2. 记录每个事务的时长, 输出柱状图  
首先要确保三个探针的本地事务号一致 :   
[root@db-172-16-3-150 ~]# stap -e '  
probe process("/home/pg93/pgsql9.3.1/bin/postgres").mark("transaction__start") {  
  println(pn(),$arg1)  
}   
probe process("/home/pg93/pgsql9.3.1/bin/postgres").mark("transaction__commit") {  
  println(pn(),$arg1)  
}   
probe process("/home/pg93/pgsql9.3.1/bin/postgres").mark("transaction__abort") {  
  println(pn(),$arg1)  
}'  
  
digoal=# select 1;  
 ?column?   
----------  
        1  
(1 row)  
  
digoal=# begin;  
BEGIN  
digoal=# abort;  
ROLLBACK  
  
process("/home/pg93/pgsql9.3.1/bin/postgres").mark("transaction__start")55238  
process("/home/pg93/pgsql9.3.1/bin/postgres").mark("transaction__commit")55238  
process("/home/pg93/pgsql9.3.1/bin/postgres").mark("transaction__start")55239  
process("/home/pg93/pgsql9.3.1/bin/postgres").mark("transaction__abort")55239  
stap脚本如下 :   
stap -e '  
global var1%[819200], var2, var3  
probe process("/home/pg93/pgsql9.3.1/bin/postgres").mark("transaction__start") {  
  var1[pid(),$arg1] = gettimeofday_ms()  
}   
probe process("/home/pg93/pgsql9.3.1/bin/postgres").mark("transaction__commit") {  
  if (var1[pid(),$arg1] != 0)  
    var2 <<< (gettimeofday_ms()-var1[pid(),$arg1])  
}   
probe process("/home/pg93/pgsql9.3.1/bin/postgres").mark("transaction__abort") {  
  if (var1[pid(),$arg1] != 0)  
    var3 <<< (gettimeofday_ms()-var1[pid(),$arg1])  
}   
probe timer.s($1) {  
  if (@count(var2) != 0) {  
    printf("COMMIT/s:%d\n", @count(var2) / $1)  
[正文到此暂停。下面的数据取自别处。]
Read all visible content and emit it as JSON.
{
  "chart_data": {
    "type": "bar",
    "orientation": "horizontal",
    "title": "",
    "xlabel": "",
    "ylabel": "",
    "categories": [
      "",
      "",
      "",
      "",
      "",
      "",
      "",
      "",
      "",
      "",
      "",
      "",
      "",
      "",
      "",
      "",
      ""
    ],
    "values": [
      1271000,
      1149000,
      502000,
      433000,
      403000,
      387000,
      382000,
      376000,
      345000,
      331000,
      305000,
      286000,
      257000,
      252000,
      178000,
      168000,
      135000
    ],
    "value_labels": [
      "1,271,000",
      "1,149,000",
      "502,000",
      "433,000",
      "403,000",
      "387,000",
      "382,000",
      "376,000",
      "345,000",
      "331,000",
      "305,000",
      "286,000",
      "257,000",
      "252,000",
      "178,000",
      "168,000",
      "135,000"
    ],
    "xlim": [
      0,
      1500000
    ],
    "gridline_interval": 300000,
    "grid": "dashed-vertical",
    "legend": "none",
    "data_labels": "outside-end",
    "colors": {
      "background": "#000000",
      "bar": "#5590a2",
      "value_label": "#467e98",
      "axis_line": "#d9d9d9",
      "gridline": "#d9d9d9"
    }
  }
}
    println(@hist_log(var2))   
    delete var2  
  }  
  if (@count(var3) != 0) {  
    printf("ABORT/s:%d\n", @count(var3) / $1)  
    println(@hist_log(var3))   
    delete var3  
  }  
}' 3  
  
pg93@db-172-16-3-150-> pgbench -M prepared -n -r -f ./test.sql -c 8 -j 1 -T 30  
transaction type: Custom query  
scaling factor: 1  
query mode: prepared  
number of clients: 8  
number of threads: 1  
duration: 30 s  
number of transactions actually processed: 737912  
tps = 24596.734611 (including connections establishing)  
tps = 24615.235172 (excluding connections establishing)  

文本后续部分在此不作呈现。